All presidential candidates should be asked these questions about their Iraq policy; answers should not be simple

With the presidential marathon race now off and running, there are  questions  we should demand every candidate to answer.   Top of my list is what to do about  Iraq and ISIS.  Most fascinating so far are the polar opposite views of GOP candidates jockeying for their party’s nomination, ranging from Sen. Lindsey Graham, the ultra hawk, v. Rand Paul, the ultra anti interventionist. There are no simple answers.
Assuming  the establishment wings of the Republican party manage to quash Paul’s candidacy, the likely successful GOP candidates will call for more aggressive policies there.
Recent polls are  showing that the US electorate is still opposed to sending massive  troops,  but more support a limited increase of boots on the ground. Expect the GOP to continue to scare  the wits out of the American public that ISIS is a personal threat to their safety, that the US is incapable of stopping ISIS’ attacks on the homeland, and that they have a solution that  will keep us safe.
Opposition to massive re-invasion of Iraq lags in popularity because many  Americans have not forgotten that  the US deployed 2.5 million troops in Iraq and Afghanistan.  400,000 of them were deployed three or more times. The Iraq war alone cost a conservatively estimated $1.7 trillion dollars of taxpayers’ money. As of April 2014, 6800 US troops had been killed in Iraq.
Where the hawks have an advantage is a message of simplicity.  Send more troops. Never mind even  Graham is only talking about 7,000 special ops and trainers in addition to the 3,000 already there. While forcefully criticizing Obama’s policies, all he proposes is to increase the numbers some. Pres. Obama at the G7 summit Monday indicated he had asked the Pentagon for proposals.
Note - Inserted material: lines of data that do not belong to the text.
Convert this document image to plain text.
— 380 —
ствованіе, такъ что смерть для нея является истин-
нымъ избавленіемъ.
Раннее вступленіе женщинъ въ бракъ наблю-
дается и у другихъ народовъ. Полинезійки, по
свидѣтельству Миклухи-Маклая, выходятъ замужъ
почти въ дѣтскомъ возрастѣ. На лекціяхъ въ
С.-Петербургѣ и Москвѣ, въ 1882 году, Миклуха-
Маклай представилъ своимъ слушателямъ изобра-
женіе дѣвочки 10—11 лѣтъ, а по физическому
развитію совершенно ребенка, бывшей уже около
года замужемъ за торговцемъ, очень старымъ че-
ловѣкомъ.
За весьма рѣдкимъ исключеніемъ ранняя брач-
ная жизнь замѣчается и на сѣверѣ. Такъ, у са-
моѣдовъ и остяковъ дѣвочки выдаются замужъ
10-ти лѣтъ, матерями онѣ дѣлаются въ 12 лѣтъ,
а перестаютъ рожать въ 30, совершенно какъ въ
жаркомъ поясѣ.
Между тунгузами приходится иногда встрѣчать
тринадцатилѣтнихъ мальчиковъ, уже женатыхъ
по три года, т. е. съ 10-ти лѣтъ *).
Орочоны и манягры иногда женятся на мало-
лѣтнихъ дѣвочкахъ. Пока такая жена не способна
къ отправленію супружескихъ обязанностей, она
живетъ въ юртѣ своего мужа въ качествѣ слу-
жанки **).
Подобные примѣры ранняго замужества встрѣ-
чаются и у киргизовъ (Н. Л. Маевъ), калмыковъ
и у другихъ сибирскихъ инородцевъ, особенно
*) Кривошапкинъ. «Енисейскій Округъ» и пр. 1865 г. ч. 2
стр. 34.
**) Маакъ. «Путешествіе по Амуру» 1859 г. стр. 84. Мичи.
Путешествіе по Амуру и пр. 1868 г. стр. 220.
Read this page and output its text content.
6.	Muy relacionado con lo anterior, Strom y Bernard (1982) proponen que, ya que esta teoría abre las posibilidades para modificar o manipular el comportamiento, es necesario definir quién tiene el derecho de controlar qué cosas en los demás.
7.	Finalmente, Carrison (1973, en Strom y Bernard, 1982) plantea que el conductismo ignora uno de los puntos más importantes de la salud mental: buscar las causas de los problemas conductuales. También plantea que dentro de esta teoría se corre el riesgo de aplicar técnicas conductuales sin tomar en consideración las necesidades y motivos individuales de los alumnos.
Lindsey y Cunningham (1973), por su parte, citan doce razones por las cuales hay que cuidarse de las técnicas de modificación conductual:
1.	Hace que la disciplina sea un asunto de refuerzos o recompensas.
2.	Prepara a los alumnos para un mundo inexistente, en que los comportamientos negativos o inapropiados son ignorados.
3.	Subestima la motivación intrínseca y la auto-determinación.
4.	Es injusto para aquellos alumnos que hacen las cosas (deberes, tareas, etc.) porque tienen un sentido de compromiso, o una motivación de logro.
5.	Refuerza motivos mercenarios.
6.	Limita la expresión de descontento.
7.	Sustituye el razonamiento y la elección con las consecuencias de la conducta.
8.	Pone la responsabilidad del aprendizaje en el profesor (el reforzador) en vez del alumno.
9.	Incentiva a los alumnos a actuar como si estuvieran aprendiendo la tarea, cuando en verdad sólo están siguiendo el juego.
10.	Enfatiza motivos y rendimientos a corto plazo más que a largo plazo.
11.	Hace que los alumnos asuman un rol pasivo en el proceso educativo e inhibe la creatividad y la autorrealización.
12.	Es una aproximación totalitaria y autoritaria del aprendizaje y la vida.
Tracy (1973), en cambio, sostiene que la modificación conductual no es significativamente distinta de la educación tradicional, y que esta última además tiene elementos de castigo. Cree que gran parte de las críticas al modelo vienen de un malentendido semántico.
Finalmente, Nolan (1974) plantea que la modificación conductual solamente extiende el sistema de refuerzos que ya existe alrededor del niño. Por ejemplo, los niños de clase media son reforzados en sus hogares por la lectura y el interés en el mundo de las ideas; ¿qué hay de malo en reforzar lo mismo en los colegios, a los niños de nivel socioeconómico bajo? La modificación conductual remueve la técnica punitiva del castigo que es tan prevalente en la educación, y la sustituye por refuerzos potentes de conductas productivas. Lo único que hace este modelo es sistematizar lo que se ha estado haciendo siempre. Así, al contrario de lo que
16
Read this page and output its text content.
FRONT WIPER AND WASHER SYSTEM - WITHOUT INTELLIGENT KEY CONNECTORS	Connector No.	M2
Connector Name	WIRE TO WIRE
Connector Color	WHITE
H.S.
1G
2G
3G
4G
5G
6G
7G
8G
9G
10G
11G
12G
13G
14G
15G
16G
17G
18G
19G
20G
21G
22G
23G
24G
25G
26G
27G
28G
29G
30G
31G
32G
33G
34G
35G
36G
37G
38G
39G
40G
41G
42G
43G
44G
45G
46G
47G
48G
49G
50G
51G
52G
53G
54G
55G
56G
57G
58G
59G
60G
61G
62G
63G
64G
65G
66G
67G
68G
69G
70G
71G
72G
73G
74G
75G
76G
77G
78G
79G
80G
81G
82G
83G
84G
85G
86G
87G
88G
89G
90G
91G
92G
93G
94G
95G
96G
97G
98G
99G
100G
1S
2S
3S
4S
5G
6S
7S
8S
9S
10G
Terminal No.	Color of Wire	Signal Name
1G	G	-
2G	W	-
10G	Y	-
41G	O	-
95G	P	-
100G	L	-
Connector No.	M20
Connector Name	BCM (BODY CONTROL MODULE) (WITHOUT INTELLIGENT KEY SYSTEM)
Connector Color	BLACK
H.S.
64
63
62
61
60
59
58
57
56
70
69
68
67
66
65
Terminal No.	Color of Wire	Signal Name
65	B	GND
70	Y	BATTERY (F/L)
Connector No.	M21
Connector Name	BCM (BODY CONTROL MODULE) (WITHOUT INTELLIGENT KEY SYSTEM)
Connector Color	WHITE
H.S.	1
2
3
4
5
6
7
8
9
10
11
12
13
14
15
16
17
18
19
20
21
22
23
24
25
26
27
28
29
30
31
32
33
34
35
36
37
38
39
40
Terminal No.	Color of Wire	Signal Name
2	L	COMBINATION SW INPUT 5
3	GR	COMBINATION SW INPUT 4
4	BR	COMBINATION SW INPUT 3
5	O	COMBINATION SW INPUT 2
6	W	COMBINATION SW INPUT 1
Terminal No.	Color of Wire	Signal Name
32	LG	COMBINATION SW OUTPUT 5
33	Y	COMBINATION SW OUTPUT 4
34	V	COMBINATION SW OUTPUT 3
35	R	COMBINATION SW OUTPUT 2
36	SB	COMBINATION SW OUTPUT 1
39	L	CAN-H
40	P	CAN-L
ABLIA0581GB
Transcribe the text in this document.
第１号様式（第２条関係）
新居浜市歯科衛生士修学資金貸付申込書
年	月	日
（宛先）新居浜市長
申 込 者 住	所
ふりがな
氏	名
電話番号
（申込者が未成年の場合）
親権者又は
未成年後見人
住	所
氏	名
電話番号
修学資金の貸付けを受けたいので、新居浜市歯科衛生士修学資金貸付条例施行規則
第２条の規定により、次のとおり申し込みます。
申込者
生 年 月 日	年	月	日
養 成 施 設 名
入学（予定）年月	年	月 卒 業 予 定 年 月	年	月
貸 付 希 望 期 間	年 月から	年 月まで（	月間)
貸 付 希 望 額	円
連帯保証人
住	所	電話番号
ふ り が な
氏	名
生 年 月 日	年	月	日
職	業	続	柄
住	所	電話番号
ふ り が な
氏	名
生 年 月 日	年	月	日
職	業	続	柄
Perhaps they are not that far apart.  Still the question lingers,  Would this be a forever intervention with continuing mission creep?
However, the situation in Iraq is not simple.   Unlike 2003  there is now a full blown three way civil war to fill a power vacuum left after the fall of Saddam and the US departure.  ISIS threatens the power of  the Saudi Royal family that has their own caliphate founded on  similar theology, yet the Saudis are usually an ally of the US.     There is  a full scale  religious  civil  war in Islam playing out in Iraq  between the Sunnis (the Arab Muslims) and the Shia, the Iranians.  The Shia dominated  government in Baghdad, closely connected to Iran by a shared religion,  is our ally, but their Sunni troops that had not already joined ISIS,  are not loyal to Shia leadership.  Iranian troops are already engaged fighting ISIS .  Simultaneously,  the Kurds , our most effective allies, hope their participation leads to independence, , which no one else involved wants.
 So the GOP hawks want us to get more involved in this mess and train and arm whom? As a friend of mine says,” How is the everyday Joe supposed to understand this? “ and that is the advantage the GOP hawks have in beating the war drums.